Here is a modification I've devised based on cast metal knobs I've seen that have a nub on flatside of the knob that contacts the drawer front.
This is part of a larger project of mine where I am building a "built-in" closet.
Step 1: Step 1 - Gather Your Equipment and Materials
2) drill bit that has a 1/32" smaller diameter than the diameter of the finish nail
3) wood screw with a thread 1/32" larger in diameter than the predrilled hole in the wooden knob
4) drill bit that has a 1/32" smaller diameter than the diameter of the shank of the wood screw
6) wooden knob
7) dikes (diagonal cutters)
Step 2: Step 2 - Sizing Your Drill Bit to the Finish Nail (this Will Be the Anchor)
I've seen countless instructions with kit furniture and such that have the builder using a 1/8" drill for a 1/8" screw.
My experience has been that undersizing the drill bit slightly provides a much stronger mechanical fit because of the friction created.
When I say undersized, I mean by about 1/32". This isn't an exact science because hardness of wood comes into play but essentially you don't want the hole so undersized that you split the wood or have to force the fastener into the hole. It should go in tightly but not ridiculously tight!
Step 3: Step 3 - Drill the Anchor Hole
The hole should be fairly deep into the knob--drill as far you'd need to go that would leave about 1/4" of wood undrilled thereby preventing fully penetrating the knob.
The deeper you go, the better resistance to twisting force you'll have--go to far and pop through the other side and you have an ugly hole that will bug you every time you see it!
Step 4: Step 4 - Size the Length of the Anchor for Cutting
Once it is fully inserted, take your dikes and lightly mark a spot about 5/16" up from the surface of the knob.
You are lightly marking them with a gentle squeeze that'll leave an impression that you'll cut in the next step.
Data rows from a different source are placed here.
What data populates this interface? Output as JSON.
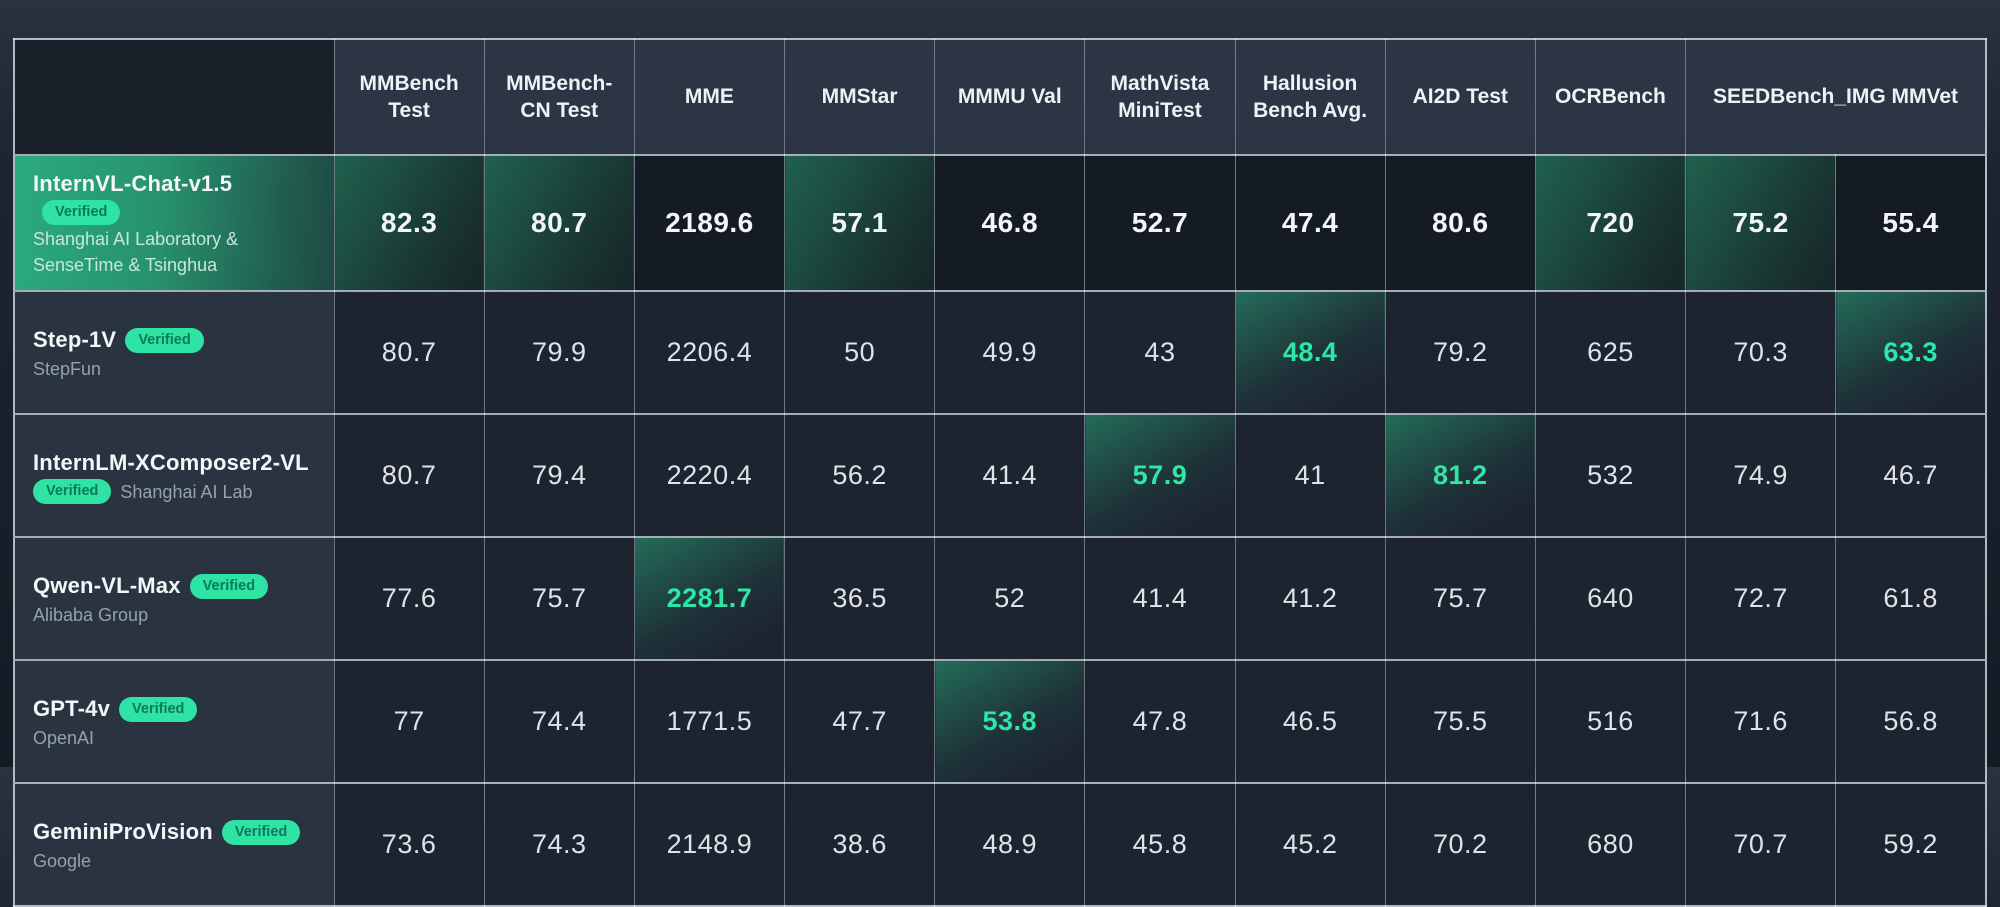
{
  "colors": {
    "accent_green": "#2ee6a6",
    "badge_bg": "#2fe3a4",
    "badge_text": "#0c7a5a",
    "header_bg": "#2b3543",
    "cell_bg": "#1d2430",
    "featured_row_green": "#2aab7d",
    "page_bg": "#1a212c"
  },
  "table": {
    "columns": [
      {
        "label": "MMBench Test",
        "span": 1
      },
      {
        "label": "MMBench- CN Test",
        "span": 1
      },
      {
        "label": "MME",
        "span": 1
      },
      {
        "label": "MMStar",
        "span": 1
      },
      {
        "label": "MMMU Val",
        "span": 1
      },
      {
        "label": "MathVista MiniTest",
        "span": 1
      },
      {
        "label": "Hallusion Bench Avg.",
        "span": 1
      },
      {
        "label": "AI2D Test",
        "span": 1
      },
      {
        "label": "OCRBench",
        "span": 1
      },
      {
        "label": "SEEDBench_IMG MMVet",
        "span": 2
      }
    ],
    "rows": [
      {
        "model": "InternVL-Chat-v1.5",
        "badge": "Verified",
        "org": "Shanghai AI Laboratory & SenseTime & Tsinghua",
        "featured": true,
        "badge_on_second_line": false,
        "values": [
          "82.3",
          "80.7",
          "2189.6",
          "57.1",
          "46.8",
          "52.7",
          "47.4",
          "80.6",
          "720",
          "75.2",
          "55.4"
        ],
        "highlights": [
          0,
          1,
          3,
          8,
          9
        ]
      },
      {
        "model": "Step-1V",
        "badge": "Verified",
        "org": "StepFun",
        "featured": false,
        "badge_on_second_line": false,
        "values": [
          "80.7",
          "79.9",
          "2206.4",
          "50",
          "49.9",
          "43",
          "48.4",
          "79.2",
          "625",
          "70.3",
          "63.3"
        ],
        "highlights": [
          6,
          10
        ]
      },
      {
        "model": "InternLM-XComposer2-VL",
        "badge": "Verified",
        "org": "Shanghai AI Lab",
        "featured": false,
        "badge_on_second_line": true,
        "values": [
          "80.7",
          "79.4",
          "2220.4",
          "56.2",
          "41.4",
          "57.9",
          "41",
          "81.2",
          "532",
          "74.9",
          "46.7"
        ],
        "highlights": [
          5,
          7
        ]
      },
      {
        "model": "Qwen-VL-Max",
        "badge": "Verified",
        "org": "Alibaba Group",
        "featured": false,
        "badge_on_second_line": false,
        "values": [
          "77.6",
          "75.7",
          "2281.7",
          "36.5",
          "52",
          "41.4",
          "41.2",
          "75.7",
          "640",
          "72.7",
          "61.8"
        ],
        "highlights": [
          2
        ]
      },
      {
        "model": "GPT-4v",
        "badge": "Verified",
        "org": "OpenAI",
        "featured": false,
        "badge_on_second_line": false,
        "values": [
          "77",
          "74.4",
          "1771.5",
          "47.7",
          "53.8",
          "47.8",
          "46.5",
          "75.5",
          "516",
          "71.6",
          "56.8"
        ],
        "highlights": [
          4
        ]
      },
      {
        "model": "GeminiProVision",
        "badge": "Verified",
        "org": "Google",
        "featured": false,
        "badge_on_second_line": false,
        "values": [
          "73.6",
          "74.3",
          "2148.9",
          "38.6",
          "48.9",
          "45.8",
          "45.2",
          "70.2",
          "680",
          "70.7",
          "59.2"
        ],
        "highlights": []
      }
    ]
  },
  "chart_data": {
    "type": "table",
    "title": "Multimodal benchmark leaderboard",
    "columns": [
      "MMBench Test",
      "MMBench-CN Test",
      "MME",
      "MMStar",
      "MMMU Val",
      "MathVista MiniTest",
      "Hallusion Bench Avg.",
      "AI2D Test",
      "OCRBench",
      "SEEDBench_IMG",
      "MMVet"
    ],
    "series": [
      {
        "name": "InternVL-Chat-v1.5",
        "org": "Shanghai AI Laboratory & SenseTime & Tsinghua",
        "verified": true,
        "values": [
          82.3,
          80.7,
          2189.6,
          57.1,
          46.8,
          52.7,
          47.4,
          80.6,
          720,
          75.2,
          55.4
        ]
      },
      {
        "name": "Step-1V",
        "org": "StepFun",
        "verified": true,
        "values": [
          80.7,
          79.9,
          2206.4,
          50,
          49.9,
          43,
          48.4,
          79.2,
          625,
          70.3,
          63.3
        ]
      },
      {
        "name": "InternLM-XComposer2-VL",
        "org": "Shanghai AI Lab",
        "verified": true,
        "values": [
          80.7,
          79.4,
          2220.4,
          56.2,
          41.4,
          57.9,
          41,
          81.2,
          532,
          74.9,
          46.7
        ]
      },
      {
        "name": "Qwen-VL-Max",
        "org": "Alibaba Group",
        "verified": true,
        "values": [
          77.6,
          75.7,
          2281.7,
          36.5,
          52,
          41.4,
          41.2,
          75.7,
          640,
          72.7,
          61.8
        ]
      },
      {
        "name": "GPT-4v",
        "org": "OpenAI",
        "verified": true,
        "values": [
          77,
          74.4,
          1771.5,
          47.7,
          53.8,
          47.8,
          46.5,
          75.5,
          516,
          71.6,
          56.8
        ]
      },
      {
        "name": "GeminiProVision",
        "org": "Google",
        "verified": true,
        "values": [
          73.6,
          74.3,
          2148.9,
          38.6,
          48.9,
          45.8,
          45.2,
          70.2,
          680,
          70.7,
          59.2
        ]
      }
    ],
    "highlight_meaning": "green bold value = best score in that column",
    "legend_position": "none",
    "grid": true
  }
}
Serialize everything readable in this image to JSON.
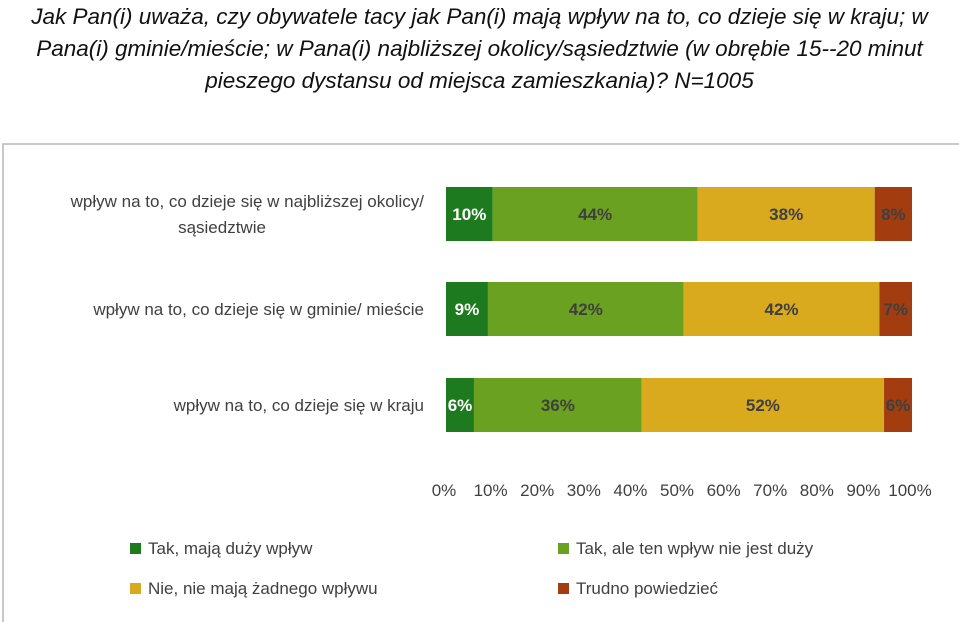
{
  "question": "Jak Pan(i) uważa, czy obywatele tacy jak Pan(i) mają wpływ na to, co dzieje się w kraju; w Pana(i) gminie/mieście; w Pana(i) najbliższej okolicy/sąsiedztwie (w obrębie 15--20 minut pieszego dystansu od miejsca zamieszkania)? N=1005",
  "chart_data": {
    "type": "bar",
    "orientation": "horizontal",
    "stacked": "percent",
    "categories": [
      [
        "wpływ na to, co dzieje się w najbliższej okolicy/",
        "sąsiedztwie"
      ],
      [
        "wpływ na to, co dzieje się w gminie/ mieście"
      ],
      [
        "wpływ na to, co dzieje się w kraju"
      ]
    ],
    "series": [
      {
        "name": "Tak, mają duży wpływ",
        "color": "#1e7a1e",
        "values": [
          10,
          9,
          6
        ],
        "labels": [
          "10%",
          "9%",
          "6%"
        ]
      },
      {
        "name": "Tak, ale ten wpływ nie jest duży",
        "color": "#6aa121",
        "values": [
          44,
          42,
          36
        ],
        "labels": [
          "44%",
          "42%",
          "36%"
        ]
      },
      {
        "name": "Nie, nie mają żadnego wpływu",
        "color": "#d9aa1e",
        "values": [
          38,
          42,
          52
        ],
        "labels": [
          "38%",
          "42%",
          "52%"
        ]
      },
      {
        "name": "Trudno powiedzieć",
        "color": "#a33d10",
        "values": [
          8,
          7,
          6
        ],
        "labels": [
          "8%",
          "7%",
          "6%"
        ]
      }
    ],
    "xticks": [
      "0%",
      "10%",
      "20%",
      "30%",
      "40%",
      "50%",
      "60%",
      "70%",
      "80%",
      "90%",
      "100%"
    ],
    "xlim": [
      0,
      100
    ],
    "grid": false,
    "legend_position": "bottom"
  }
}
Step 5: Step 5 - Cut the Anchor
Believe me, you might never see the other piece again because it'll go flying! Make sure you protect your eyes and the eyes of anyone with you!!
Step 6: Step 6 - Insert the Anchor Into the Knob
Step 7: Step 7 - Measure Depth of Hole in Knob
Using the drill bit that was sized for the wood screw, insert the shank end (non-cutting end) into the hole fully.
Pinch the bit and pull it out.
While still pinching the bit, grab a ruler and measure the depth of the shank starting at where you are pinching to the end that was fully submerged.
This is the amount that the screw needs to extend from the surface of the drawer front after having been fully inserted through the hole.
I've dry fit the cut screw into two pieces of wood that are the same thickness as the drawer front to illustrate how far the bolt will penetrate after it has been properly sized.
The depth of field in the photo makes the screw on the left appear smaller in diameter but it is actually the same as the one on the right.
Step 8: Step 8 - Cutting the Wood Screw
I was just to lazy to take out my hand grinder and plug it in.
And I was certainly to lazy to use a hacksaw! U-u-u-gh!! That's too much work...
Step 9: Step 10 - Aligning the Knob to the Drawer Front
I start by placing the shank (non-cutting) portion of the drill bit through the drawer front so that it extends past the surface of the drawer front.
Then I place the knob onto the drill bit shank. Next, slowly push the knob towards the drawer front until the anchor makes contact.
THIS PART IS CRUCIAL! You must be careful to push the knob onto the front of the drawer so that it seats flatly against the drawer front. Remember, you are also making a hole in the drawer front with the anchor.
If you look at the images below, you'll see an example of a knob that is seated flatly and one that is not.
Remember, a little extra time now means you may be looking at a mistake every time you open the drawer or looking at a fine piece of finished cabinetry.
Step 10: Step 10 - Fastening the Knob
You insert the wood screw from the inside of the drawer front and screw it into the knob using your drill with a screw driver attachment.
Make sure you are putting significant counter-pressure with your other hand to push against the screw coming through so that the knob is held tightly in place.
Step 11: BONUS STEP 1
Step 12: BONUS STEP 2
a) I made a jig where I place the uncut screws through holes in a piece of wood and then lightly screwed the knobs on top.
b) I applied a homemade sanding sealer using 1:1 ratio of polyurethane and mineral spirits.
c) Once that had dried, I lightly sanded the surface with 220 grit sandpaper.
d) Next, using cheeseclothe dampened with mineral spirits, I wiped the sanding dust off of the knobs.
e) Next I applied a coat of pure polyurethane.
f) At this point, repeat steps c-e at least 1 more time.
Use a white bristle tapered china brush to get results without brush marks.
Clean and store your brush in mineral spirits. I've got mine stored temporarily in the ziplock bag with a ziptie because I will be using it again soon. Otherwise rinse fully and brush the china brush with a wire brush and until the mineral spirits come out clean after repeated applications.